In its early years, St. Richard's Catholic School existed largely in the shadow of the local grammar (now Bexhill High Academy). This was because St Richard's offered placements based on faith rather than on intelligence. It is for this reason that St Richard's continues to have a higher than average proportion of pupils for whom English is a second language. However, following the Cessation of Grant Regulations 1975, which saw the conversion of many grammar schools across the country, the playing field between St Richard's and Bexhill High (as it was known) was to a level.

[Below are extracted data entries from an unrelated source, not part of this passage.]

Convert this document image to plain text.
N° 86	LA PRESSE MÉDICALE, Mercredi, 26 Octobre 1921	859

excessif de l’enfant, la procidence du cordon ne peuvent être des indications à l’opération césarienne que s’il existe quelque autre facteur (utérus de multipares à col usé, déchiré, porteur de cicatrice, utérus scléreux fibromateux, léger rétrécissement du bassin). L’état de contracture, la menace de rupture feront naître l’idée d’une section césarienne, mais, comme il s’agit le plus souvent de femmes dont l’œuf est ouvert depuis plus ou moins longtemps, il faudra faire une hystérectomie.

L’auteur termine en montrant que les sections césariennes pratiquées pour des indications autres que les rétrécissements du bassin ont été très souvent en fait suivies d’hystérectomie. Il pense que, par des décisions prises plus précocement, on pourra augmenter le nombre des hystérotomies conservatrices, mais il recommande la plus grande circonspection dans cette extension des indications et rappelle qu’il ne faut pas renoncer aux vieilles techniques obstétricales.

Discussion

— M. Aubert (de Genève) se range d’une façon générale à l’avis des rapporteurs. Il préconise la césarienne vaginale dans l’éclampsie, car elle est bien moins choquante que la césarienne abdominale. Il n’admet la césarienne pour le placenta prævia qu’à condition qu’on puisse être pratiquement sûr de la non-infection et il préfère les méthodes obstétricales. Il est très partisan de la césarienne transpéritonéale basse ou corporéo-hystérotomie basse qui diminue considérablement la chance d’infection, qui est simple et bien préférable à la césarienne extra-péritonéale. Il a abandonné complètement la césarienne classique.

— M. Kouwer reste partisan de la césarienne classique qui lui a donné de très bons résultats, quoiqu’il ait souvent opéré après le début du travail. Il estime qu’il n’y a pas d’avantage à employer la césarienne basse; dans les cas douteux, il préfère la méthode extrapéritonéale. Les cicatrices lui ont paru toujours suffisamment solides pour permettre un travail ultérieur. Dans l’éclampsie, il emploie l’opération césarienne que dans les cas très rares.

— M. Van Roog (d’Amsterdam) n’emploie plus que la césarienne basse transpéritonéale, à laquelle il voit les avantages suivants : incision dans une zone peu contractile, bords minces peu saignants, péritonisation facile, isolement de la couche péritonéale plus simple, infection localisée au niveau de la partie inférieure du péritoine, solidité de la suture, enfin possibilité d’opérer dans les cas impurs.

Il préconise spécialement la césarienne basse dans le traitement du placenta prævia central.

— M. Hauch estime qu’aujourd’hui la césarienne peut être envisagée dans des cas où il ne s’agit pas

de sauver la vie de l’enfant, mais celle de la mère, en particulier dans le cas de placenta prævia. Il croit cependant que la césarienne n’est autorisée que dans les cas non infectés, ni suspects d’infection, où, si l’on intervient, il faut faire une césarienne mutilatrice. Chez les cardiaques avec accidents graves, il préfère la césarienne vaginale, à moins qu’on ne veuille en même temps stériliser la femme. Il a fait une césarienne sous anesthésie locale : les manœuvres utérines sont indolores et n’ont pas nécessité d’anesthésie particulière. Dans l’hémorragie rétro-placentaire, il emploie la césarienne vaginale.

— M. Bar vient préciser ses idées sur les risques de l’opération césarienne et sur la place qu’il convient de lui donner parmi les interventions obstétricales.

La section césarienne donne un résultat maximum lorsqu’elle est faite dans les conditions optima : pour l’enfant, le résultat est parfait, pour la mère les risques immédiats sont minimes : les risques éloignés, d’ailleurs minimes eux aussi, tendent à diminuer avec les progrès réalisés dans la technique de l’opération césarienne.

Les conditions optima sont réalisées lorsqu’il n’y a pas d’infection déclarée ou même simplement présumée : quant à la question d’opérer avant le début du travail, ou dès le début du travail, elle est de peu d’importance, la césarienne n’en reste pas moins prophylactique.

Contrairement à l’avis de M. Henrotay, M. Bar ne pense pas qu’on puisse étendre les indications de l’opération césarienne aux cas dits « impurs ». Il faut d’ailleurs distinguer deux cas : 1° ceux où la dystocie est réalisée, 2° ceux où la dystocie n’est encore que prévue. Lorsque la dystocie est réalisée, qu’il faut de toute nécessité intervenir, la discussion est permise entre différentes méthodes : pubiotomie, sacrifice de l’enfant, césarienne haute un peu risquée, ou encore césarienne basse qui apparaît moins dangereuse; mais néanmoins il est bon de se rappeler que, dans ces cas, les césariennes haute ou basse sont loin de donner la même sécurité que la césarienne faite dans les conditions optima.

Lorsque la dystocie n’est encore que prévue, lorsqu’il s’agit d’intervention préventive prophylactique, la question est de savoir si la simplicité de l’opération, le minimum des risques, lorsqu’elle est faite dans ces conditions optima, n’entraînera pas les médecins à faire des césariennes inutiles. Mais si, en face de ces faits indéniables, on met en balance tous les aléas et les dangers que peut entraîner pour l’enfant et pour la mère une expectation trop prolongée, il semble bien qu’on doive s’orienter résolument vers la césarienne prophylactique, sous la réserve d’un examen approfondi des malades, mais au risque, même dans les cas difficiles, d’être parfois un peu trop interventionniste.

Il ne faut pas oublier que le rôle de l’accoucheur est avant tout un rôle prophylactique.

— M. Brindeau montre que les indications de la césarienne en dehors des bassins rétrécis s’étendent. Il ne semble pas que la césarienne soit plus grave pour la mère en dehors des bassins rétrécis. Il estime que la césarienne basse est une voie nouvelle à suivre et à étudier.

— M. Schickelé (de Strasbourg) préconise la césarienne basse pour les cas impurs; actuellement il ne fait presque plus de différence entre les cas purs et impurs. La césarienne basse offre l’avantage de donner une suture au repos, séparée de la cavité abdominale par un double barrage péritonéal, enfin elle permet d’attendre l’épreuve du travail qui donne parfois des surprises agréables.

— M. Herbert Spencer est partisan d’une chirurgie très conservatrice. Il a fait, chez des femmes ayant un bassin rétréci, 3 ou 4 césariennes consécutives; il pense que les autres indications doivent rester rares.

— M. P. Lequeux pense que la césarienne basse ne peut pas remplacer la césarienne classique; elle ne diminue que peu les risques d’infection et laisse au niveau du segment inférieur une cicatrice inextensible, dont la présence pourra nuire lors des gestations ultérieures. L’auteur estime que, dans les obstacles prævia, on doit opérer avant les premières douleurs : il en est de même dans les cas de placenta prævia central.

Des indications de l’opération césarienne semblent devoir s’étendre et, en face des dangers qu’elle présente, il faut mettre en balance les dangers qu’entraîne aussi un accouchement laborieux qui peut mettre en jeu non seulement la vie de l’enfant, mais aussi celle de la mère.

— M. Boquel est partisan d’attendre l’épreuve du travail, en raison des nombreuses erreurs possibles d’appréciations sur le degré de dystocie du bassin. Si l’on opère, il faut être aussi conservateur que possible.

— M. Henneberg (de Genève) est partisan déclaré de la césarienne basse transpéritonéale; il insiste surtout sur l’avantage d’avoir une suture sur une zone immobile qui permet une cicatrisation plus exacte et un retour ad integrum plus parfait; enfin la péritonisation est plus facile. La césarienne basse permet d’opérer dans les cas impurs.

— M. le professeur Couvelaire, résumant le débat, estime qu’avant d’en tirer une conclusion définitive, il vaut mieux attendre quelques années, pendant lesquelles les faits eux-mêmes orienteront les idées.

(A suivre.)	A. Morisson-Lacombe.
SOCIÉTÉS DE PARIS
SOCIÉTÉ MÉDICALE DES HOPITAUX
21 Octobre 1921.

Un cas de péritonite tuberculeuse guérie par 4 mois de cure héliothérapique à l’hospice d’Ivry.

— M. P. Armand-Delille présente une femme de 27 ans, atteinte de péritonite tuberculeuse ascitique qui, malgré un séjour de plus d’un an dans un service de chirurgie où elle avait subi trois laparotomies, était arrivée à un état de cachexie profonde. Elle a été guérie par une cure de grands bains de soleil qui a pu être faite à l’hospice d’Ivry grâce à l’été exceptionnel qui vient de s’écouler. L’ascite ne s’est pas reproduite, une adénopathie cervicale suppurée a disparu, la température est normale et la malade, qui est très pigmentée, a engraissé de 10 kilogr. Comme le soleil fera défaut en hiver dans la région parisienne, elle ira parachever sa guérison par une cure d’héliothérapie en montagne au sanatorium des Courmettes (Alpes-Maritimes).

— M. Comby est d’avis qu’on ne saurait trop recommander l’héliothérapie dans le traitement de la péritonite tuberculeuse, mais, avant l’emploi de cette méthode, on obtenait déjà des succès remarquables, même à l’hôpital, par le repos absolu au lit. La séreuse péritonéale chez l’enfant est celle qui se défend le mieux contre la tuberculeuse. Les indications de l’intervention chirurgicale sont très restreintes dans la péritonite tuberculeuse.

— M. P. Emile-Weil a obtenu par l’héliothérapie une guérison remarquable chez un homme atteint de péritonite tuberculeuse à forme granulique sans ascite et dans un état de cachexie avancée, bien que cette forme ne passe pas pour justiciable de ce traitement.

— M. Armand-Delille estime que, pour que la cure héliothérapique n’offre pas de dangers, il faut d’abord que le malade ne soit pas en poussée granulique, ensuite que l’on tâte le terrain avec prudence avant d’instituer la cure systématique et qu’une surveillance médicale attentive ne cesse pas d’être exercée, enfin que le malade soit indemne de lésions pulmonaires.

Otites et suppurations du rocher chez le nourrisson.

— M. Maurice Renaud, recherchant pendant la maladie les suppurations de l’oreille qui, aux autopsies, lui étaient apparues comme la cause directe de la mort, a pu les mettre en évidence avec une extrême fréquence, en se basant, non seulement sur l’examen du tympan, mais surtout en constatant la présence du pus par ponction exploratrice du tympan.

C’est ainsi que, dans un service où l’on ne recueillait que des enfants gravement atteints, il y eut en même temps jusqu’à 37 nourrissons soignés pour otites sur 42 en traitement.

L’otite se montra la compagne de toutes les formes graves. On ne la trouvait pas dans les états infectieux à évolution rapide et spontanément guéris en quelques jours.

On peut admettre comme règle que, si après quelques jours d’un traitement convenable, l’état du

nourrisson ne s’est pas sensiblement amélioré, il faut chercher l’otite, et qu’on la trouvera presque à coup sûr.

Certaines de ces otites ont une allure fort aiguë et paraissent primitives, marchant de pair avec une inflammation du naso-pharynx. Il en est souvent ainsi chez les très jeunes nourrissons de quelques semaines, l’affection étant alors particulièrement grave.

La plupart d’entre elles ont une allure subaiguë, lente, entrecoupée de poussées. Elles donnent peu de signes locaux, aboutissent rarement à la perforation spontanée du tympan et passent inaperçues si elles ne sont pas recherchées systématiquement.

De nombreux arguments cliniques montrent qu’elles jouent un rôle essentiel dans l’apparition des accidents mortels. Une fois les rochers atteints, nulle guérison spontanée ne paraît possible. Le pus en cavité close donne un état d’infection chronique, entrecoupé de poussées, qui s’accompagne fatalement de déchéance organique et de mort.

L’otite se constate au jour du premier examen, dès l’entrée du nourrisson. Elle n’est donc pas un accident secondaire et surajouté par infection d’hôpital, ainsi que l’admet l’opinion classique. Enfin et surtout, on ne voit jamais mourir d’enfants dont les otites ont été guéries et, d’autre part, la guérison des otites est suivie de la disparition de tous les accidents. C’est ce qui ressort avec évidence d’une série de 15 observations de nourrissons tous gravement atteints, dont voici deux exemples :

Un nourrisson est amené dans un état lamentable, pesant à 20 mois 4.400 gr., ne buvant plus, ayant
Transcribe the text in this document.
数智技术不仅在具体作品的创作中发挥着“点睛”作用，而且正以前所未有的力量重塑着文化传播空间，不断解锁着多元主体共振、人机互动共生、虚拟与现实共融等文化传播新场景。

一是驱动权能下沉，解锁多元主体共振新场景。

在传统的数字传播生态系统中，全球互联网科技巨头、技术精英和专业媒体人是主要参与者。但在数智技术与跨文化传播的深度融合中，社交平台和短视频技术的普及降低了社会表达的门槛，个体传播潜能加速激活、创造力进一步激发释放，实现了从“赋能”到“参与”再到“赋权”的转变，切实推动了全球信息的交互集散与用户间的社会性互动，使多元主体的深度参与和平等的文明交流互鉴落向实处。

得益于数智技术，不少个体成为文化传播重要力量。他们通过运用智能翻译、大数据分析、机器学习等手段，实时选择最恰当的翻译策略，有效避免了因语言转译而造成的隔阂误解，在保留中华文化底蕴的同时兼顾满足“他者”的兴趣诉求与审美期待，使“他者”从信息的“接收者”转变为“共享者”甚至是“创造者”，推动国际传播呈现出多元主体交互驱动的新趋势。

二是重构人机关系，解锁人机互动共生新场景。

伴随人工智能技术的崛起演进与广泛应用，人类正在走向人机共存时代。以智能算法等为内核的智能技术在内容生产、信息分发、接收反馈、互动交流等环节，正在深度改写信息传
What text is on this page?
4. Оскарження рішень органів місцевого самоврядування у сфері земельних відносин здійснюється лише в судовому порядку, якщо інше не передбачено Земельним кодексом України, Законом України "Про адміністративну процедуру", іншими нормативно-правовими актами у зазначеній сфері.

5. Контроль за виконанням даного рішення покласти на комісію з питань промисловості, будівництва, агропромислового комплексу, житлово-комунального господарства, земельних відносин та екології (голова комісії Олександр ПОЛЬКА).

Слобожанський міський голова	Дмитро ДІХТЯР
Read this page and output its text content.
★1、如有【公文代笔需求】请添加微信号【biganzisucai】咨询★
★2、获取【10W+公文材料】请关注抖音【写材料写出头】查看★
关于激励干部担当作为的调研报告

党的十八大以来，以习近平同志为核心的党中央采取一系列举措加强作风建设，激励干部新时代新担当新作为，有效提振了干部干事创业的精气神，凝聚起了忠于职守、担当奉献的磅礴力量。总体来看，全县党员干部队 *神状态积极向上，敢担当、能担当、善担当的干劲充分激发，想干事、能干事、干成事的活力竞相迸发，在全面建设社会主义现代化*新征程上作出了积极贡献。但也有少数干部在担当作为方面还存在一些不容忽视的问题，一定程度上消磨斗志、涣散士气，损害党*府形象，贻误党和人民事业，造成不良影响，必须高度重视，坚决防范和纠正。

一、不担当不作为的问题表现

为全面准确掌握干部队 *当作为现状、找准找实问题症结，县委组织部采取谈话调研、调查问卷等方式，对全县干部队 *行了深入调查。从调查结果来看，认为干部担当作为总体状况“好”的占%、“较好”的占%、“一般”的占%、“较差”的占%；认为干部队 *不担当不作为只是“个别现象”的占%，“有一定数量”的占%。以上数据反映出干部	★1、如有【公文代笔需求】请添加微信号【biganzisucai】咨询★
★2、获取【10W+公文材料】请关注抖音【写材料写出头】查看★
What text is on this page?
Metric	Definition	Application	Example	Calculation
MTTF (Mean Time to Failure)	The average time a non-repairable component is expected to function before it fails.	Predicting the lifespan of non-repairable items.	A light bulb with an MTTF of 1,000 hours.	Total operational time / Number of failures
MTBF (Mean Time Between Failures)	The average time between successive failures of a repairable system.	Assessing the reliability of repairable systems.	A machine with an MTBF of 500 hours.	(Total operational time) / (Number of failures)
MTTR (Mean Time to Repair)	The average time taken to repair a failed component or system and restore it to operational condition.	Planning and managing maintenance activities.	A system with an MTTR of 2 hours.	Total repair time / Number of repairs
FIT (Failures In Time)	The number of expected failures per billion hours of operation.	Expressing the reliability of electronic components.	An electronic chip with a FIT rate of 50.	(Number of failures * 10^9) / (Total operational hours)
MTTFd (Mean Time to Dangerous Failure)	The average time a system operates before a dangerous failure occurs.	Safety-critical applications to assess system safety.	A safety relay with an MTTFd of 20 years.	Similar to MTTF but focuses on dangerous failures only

The former headteacher, Anthony Campbell's, achievements were recognised in the 2007 New Year's Honours List, in which he received an OBE for 'services to education'. Campbell retired in 2008; his retirement mass and celebrations were recorded in the local paper.

In 2018, the first year that the new grade 1 – 9 GCSEs were taken, 83% of pupils achieved a grade 4 or above in English and Maths.

In December 2023, the principal, Miss Doreen Cronin, retired after leading the school for 15 years and teaching there for 37 years. In January 2024, the school was handed over to the new headteacher, Mr Paul Barber.

On the 1st October 2025, the school converted to academy status, joining The Bosco Catholic Education Trust.
== House system ==
There are four houses at St Richard's Catholic College: Rigby, Wells, Gwyn and Howard (red, yellow, green and blue, respectively). Each house is named after an English martyr from around the time of the reformation. Apart from Saint Philip Howard, each of the martyrs for which the houses are named was canonised by Pope Paul VI in 1970. The former three are each one of the Forty Martyrs of England and Wales.

==School awards==
St Richard's has been awarded, by the government, a Leading Edge Status. This means that they have been recognised as an example to others in how they teach. Also St Richard's is a Fairtrade School.

== Performance ==
In 2018, St Richards was ranked as second in the county for Progress 8 attainment; its rating stands as 'well above average'.

The 2023 GCSE results of the school showed that it is well above average compared to the national results from previous and current years with 41% of all subjects graded between 7–9 and 84% 4–9 in BASICs measures despite the results being graded down to pre-COVID levels from 2019.

St Richard’s Catholic College continues to be one of the best performing schools in East Sussex and in the top 2% of schools nationally, even competing against Grammar and independent schools.